Dem Impuls widerstehen

Nach meinem Ausflug ins Pietzmoor bin ich dann weiter nach Soltau gefahren…habe mich erst einmal in einem Supermarkt mit ein paar Lebensmitteln eingedeckt, bevor ich weiter zur Ferienwohnung gefahren bin.

Die Ferienwohnung war über eine schmale Metall-Wendeltreppe von der Gartenseite des Hauses zu erreichen. Den Schlüssel bekam ich aus einer verschließbaren Box. Das war alles sehr unkompliziert. Nur die Treppe war derartig schmal, da passte ich gerade eben so durch, aber schon mit der Reisetasche wurde es so eng, das ich sie nur eng am Körper vor mir hertragen konnte.

Als es dann am Abend auch noch mit dem Schnee anfing, musste ich jeden Schritt auf der Treppe genau abwägen…es war glatt und die Vermieterin hatte mich per Whatsapp auch schon vorab darauf aufmerksam gemacht.

Diese kleine Wohnung mit einem großen Wohn-Schlafraum, einem großen Bad und einer Mini-Pantry-Küche in einer dunklen Ecke im Flur (es gab aber unglaublich viele Lampen) war schön…sie hatte sogar einen verglasten Balkon, überhaupt gab es sehr viele Fenster, die viel Licht hineinliessen, mit einem schönen Blick in die Gärten drumherum. Bei Minusgraden ist das mit den vielen Fenstern nicht unbedingt von Vorteil und so gab es für alle Fenster auch Thermo-Vorhänge.

Leider hatte die Pantryküche keine Herdplatte, dafür Mikrowelle, Toaster, Wasserkocher und Kaffeemaschine…nun gut…damit entfielen mein geplantes Abendessen und auch das Mittagessen am nächsten Tag. Was auch fehlte war ein kleines Spülbecken zum Abwaschen des benutzen Geschirrs…dafür gab es aber eine Waschschüssel – das Wasser musste man sich dann eben aus dem Bad holen – haha das war jetzt nicht komfortabel, aber auch kein Problem. Also die „Pantry-Küche“ war nichts weiter als ein Einbauschrank im Flur, der mit Elektrogeräten und Küchenutensilien ausgestattet war.
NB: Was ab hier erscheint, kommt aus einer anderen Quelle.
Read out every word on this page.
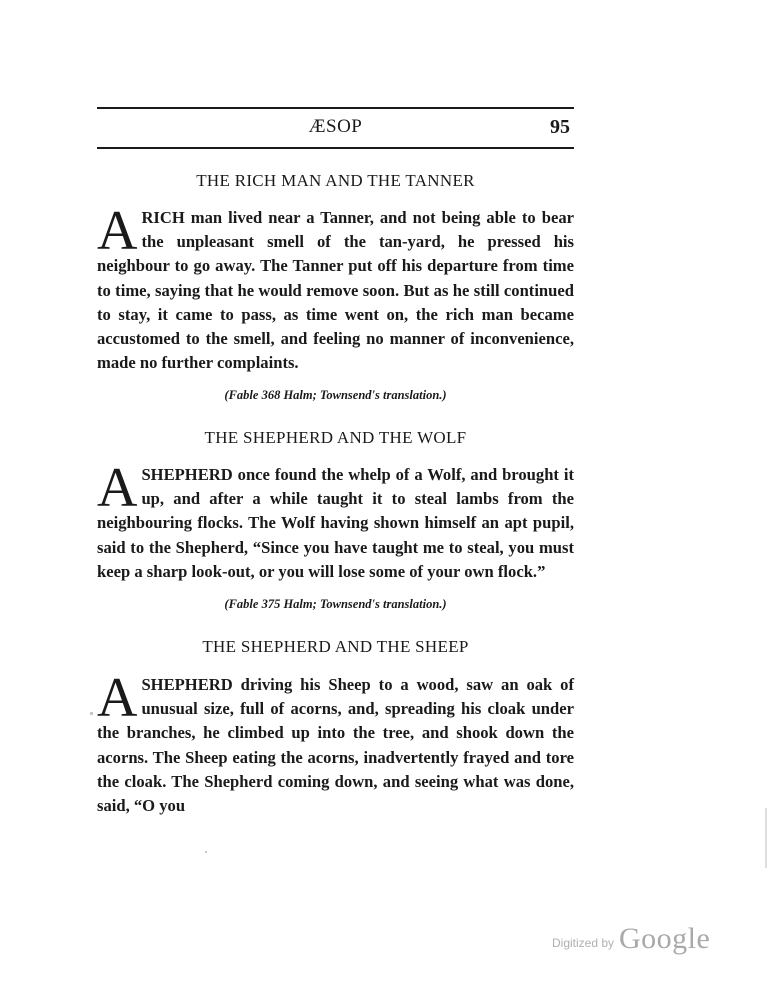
ÆSOP	95
THE RICH MAN AND THE TANNER

ARICH man lived near a Tanner, and not being able to bear the unpleasant smell of the tan-yard, he pressed his neighbour to go away. The Tanner put off his departure from time to time, saying that he would remove soon. But as he still continued to stay, it came to pass, as time went on, the rich man became accustomed to the smell, and feeling no manner of inconvenience, made no further complaints.

(Fable 368 Halm; Townsend's translation.)
THE SHEPHERD AND THE WOLF

ASHEPHERD once found the whelp of a Wolf, and brought it up, and after a while taught it to steal lambs from the neighbouring flocks. The Wolf having shown himself an apt pupil, said to the Shepherd, “Since you have taught me to steal, you must keep a sharp look-out, or you will lose some of your own flock.”

(Fable 375 Halm; Townsend's translation.)
THE SHEPHERD AND THE SHEEP

ASHEPHERD driving his Sheep to a wood, saw an oak of unusual size, full of acorns, and, spreading his cloak under the branches, he climbed up into the tree, and shook down the acorns. The Sheep eating the acorns, inadvertently frayed and tore the cloak. The Shepherd coming down, and seeing what was done, said, “O you

Digitized by Google
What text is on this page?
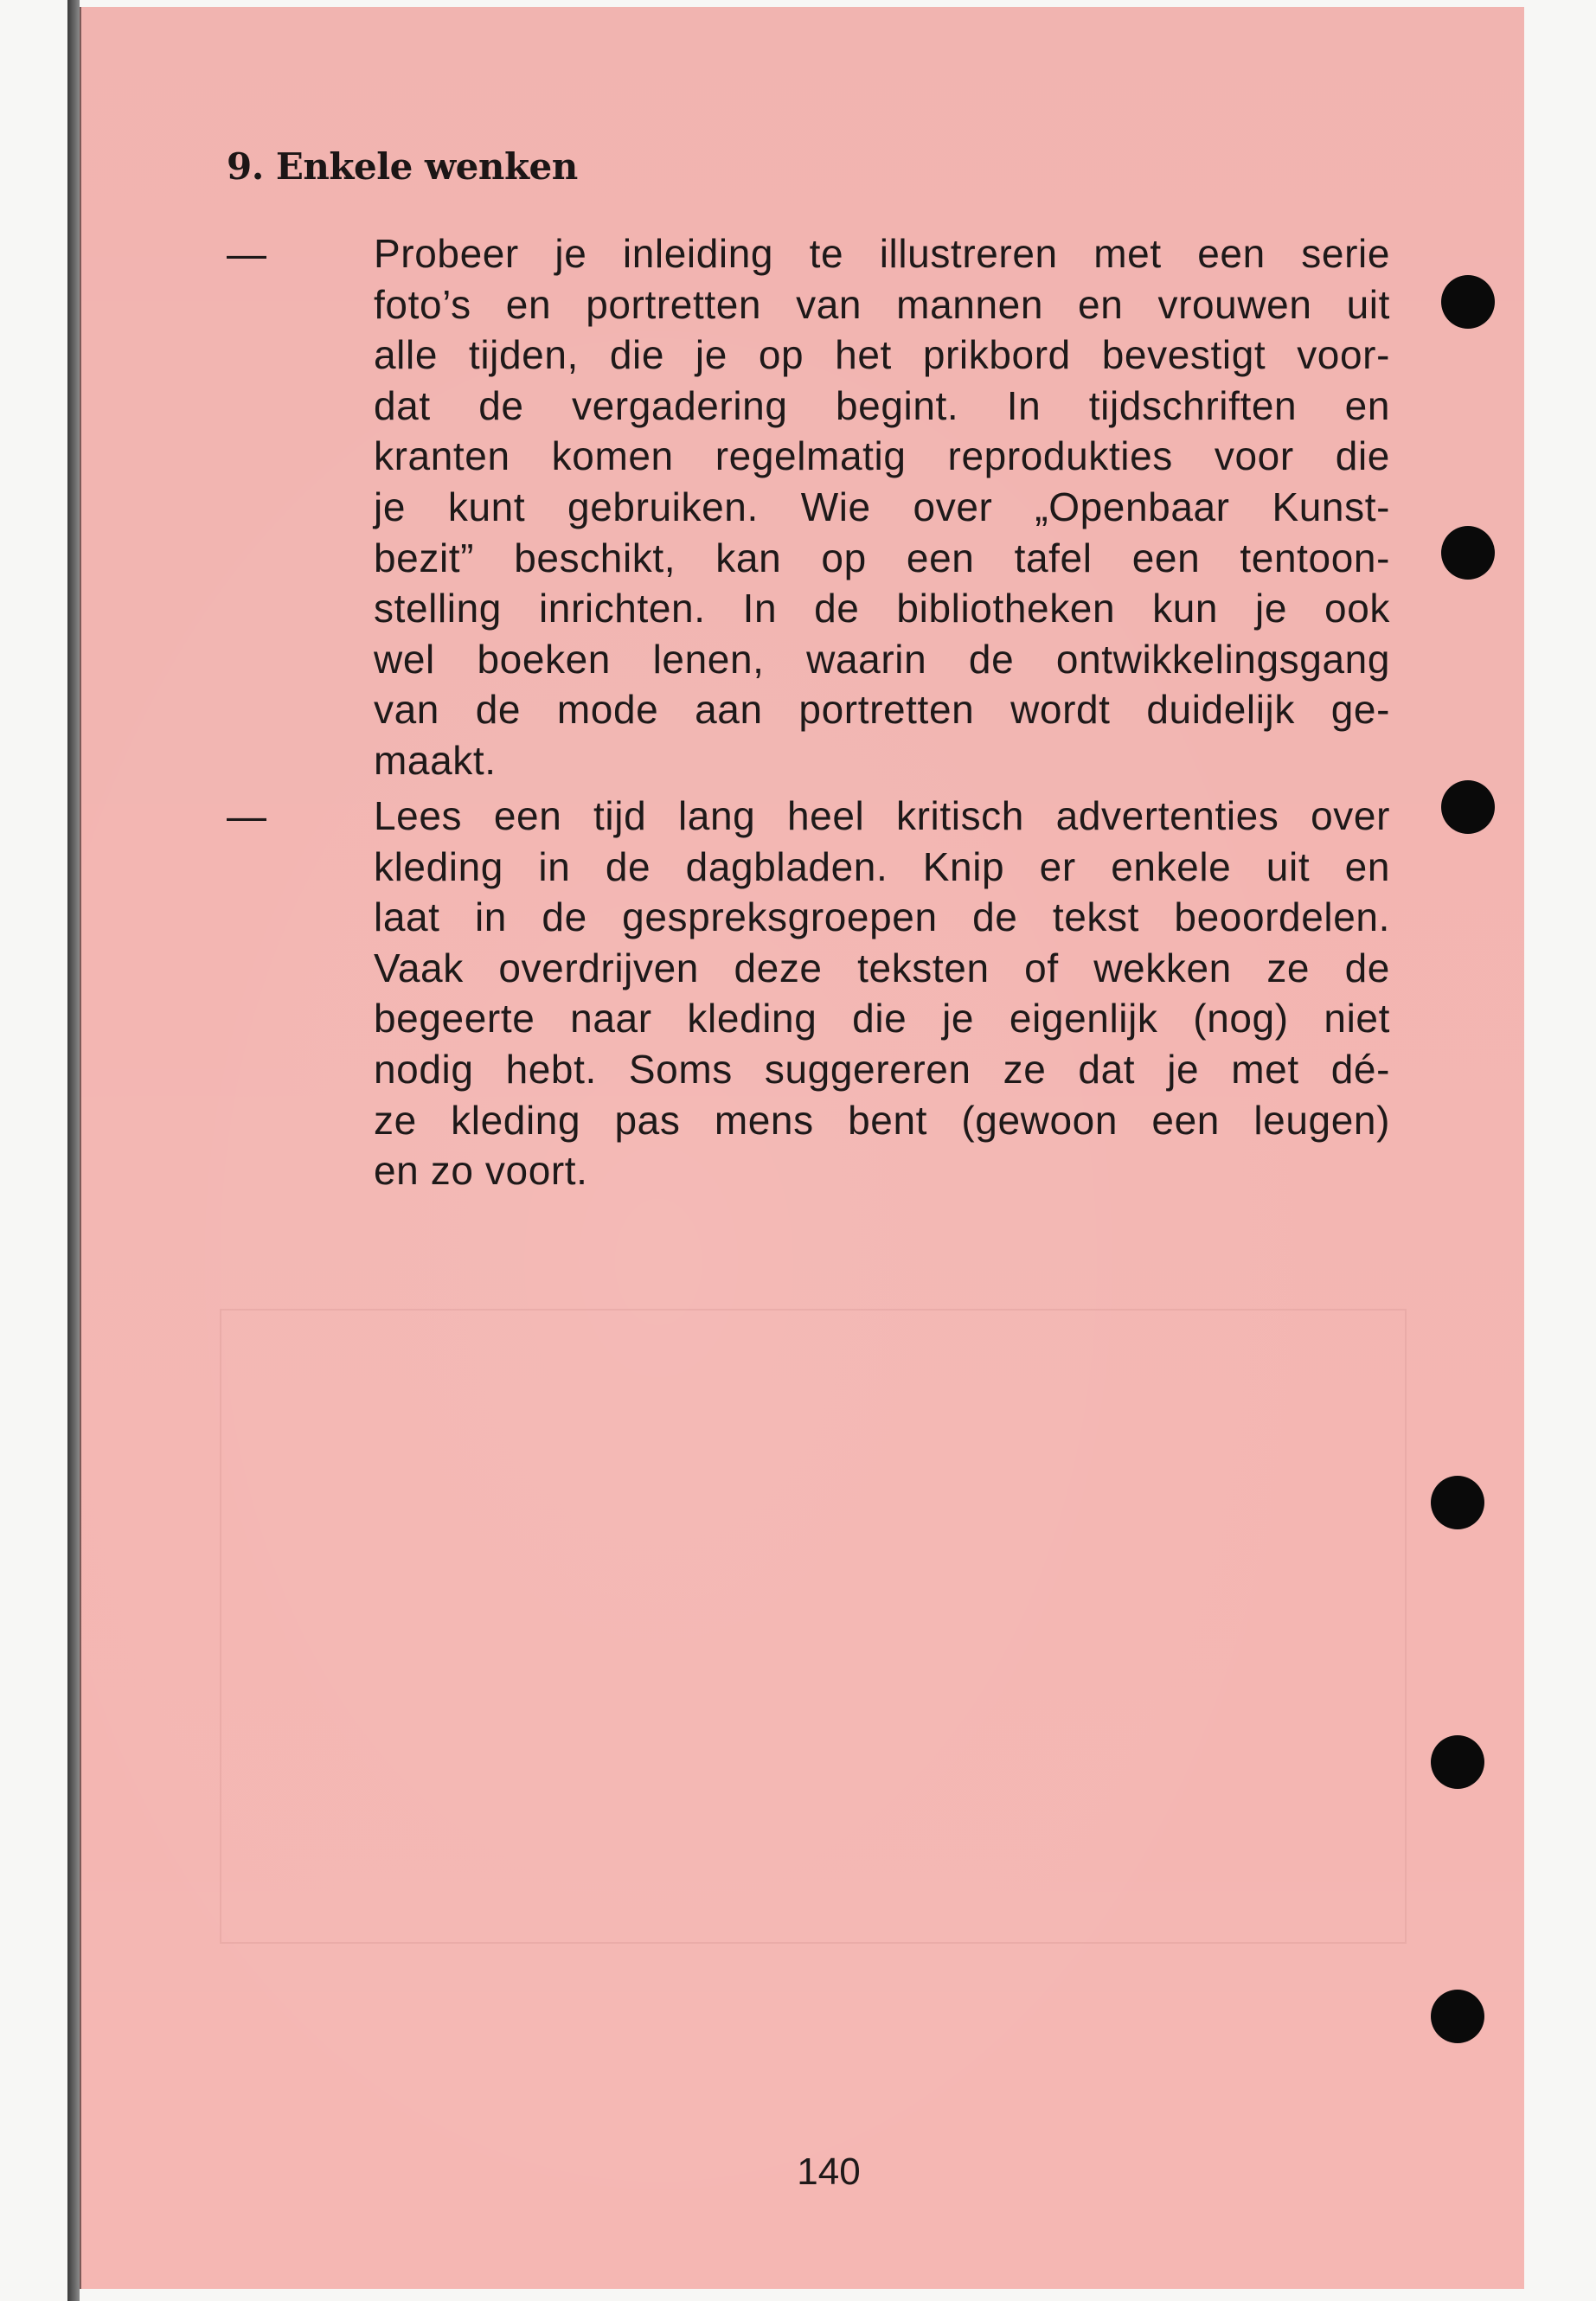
9. Enkele wenken
—	Probeer je inleiding te illustreren met een serie
foto’s en portretten van mannen en vrouwen uit
alle tijden, die je op het prikbord bevestigt voor-
dat de vergadering begint. In tijdschriften en
kranten komen regelmatig reprodukties voor die
je kunt gebruiken. Wie over „Openbaar Kunst-
bezit” beschikt, kan op een tafel een tentoon-
stelling inrichten. In de bibliotheken kun je ook
wel boeken lenen, waarin de ontwikkelingsgang
van de mode aan portretten wordt duidelijk ge-
maakt.
—	Lees een tijd lang heel kritisch advertenties over
kleding in de dagbladen. Knip er enkele uit en
laat in de gespreksgroepen de tekst beoordelen.
Vaak overdrijven deze teksten of wekken ze de
begeerte naar kleding die je eigenlijk (nog) niet
nodig hebt. Soms suggereren ze dat je met dé-
ze kleding pas mens bent (gewoon een leugen)
en zo voort.
140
Ansonsten war alles da, was man brauchte…sogar ein kleiner Willkommensgruß in Form einer großen Flasche Wasser und ein paar Süßigkeiten neben einem Willkommensschild. Es gab auch Teebeutel, Filtertüten und Kaffeepulver (hab ich aber nicht genommen)….auch Shampoo, Duschgel und andere Toiletten-Artikel wurden zur Verfügung gestellt. Da ich in solchen Dingen eigen bin, hab ich natürlich meine mitgebrachten Sachen genutzt…fand es aber trotzdem nett.

Und obwohl alles so richtig nett und gemütlich war, wollte ich was? Ich wollte einfach nur nach Hause. Ich kann gar nichts dagegen machen, es ist ja keine bewusste Entscheidung, sondern einfach das Gefühl, das ich jetzt doch viel lieber wieder Zuhause wäre..in meinem eigenen Zuhause.

Und hätte ich nicht bereits für den nächsten Vormittag einen Massagetermin vereinbart, ich wäre wahrscheinlich sogar wieder gefahren. So konnte ich dem inneren Impuls widerstehen. Das war gar nicht so leicht und mein Verstand musste mich erst einmal überzeugen.

Das hier ist ein schöner Ort, ich habe für 2 Nächte bezahlt, ich hatte einen schönen Ausflug heute und morgen kommt noch eine Massage. In die Therme wollte ich eigentlich auch, wenn ich denn auch die gepackte Sporttasche mit genommen hätte – hab ich aber nicht. Aber okay, es gibt anderes was ich machen kann. Okay ich bleibe heute hier…morgen kann ich immer noch nach Hause fahren…ich muss ja nicht beide Nächte hier verbringen. Aber eine Nacht sollte ich hier bleiben.

Ich hab mich dann erst einmal auf die Couch gelegt und für die nächsten Stunden tief und fest geschlafen und als ich später am Abend aus dem Fenster schaute, hatte es geschneit…es lagen so ca. 2-3 cm Schnee. Ohhhh – wie schön…also wieder Wanderschuhe an und ab nach Draussen….herrlich wie der Schnee bei jedem Schritt knirschte…alles war ruhig und friedlich und menschenleer…und jeder Schritt fühlte sich federleicht an…

Mal sehen, wie es Morgen weiter geht.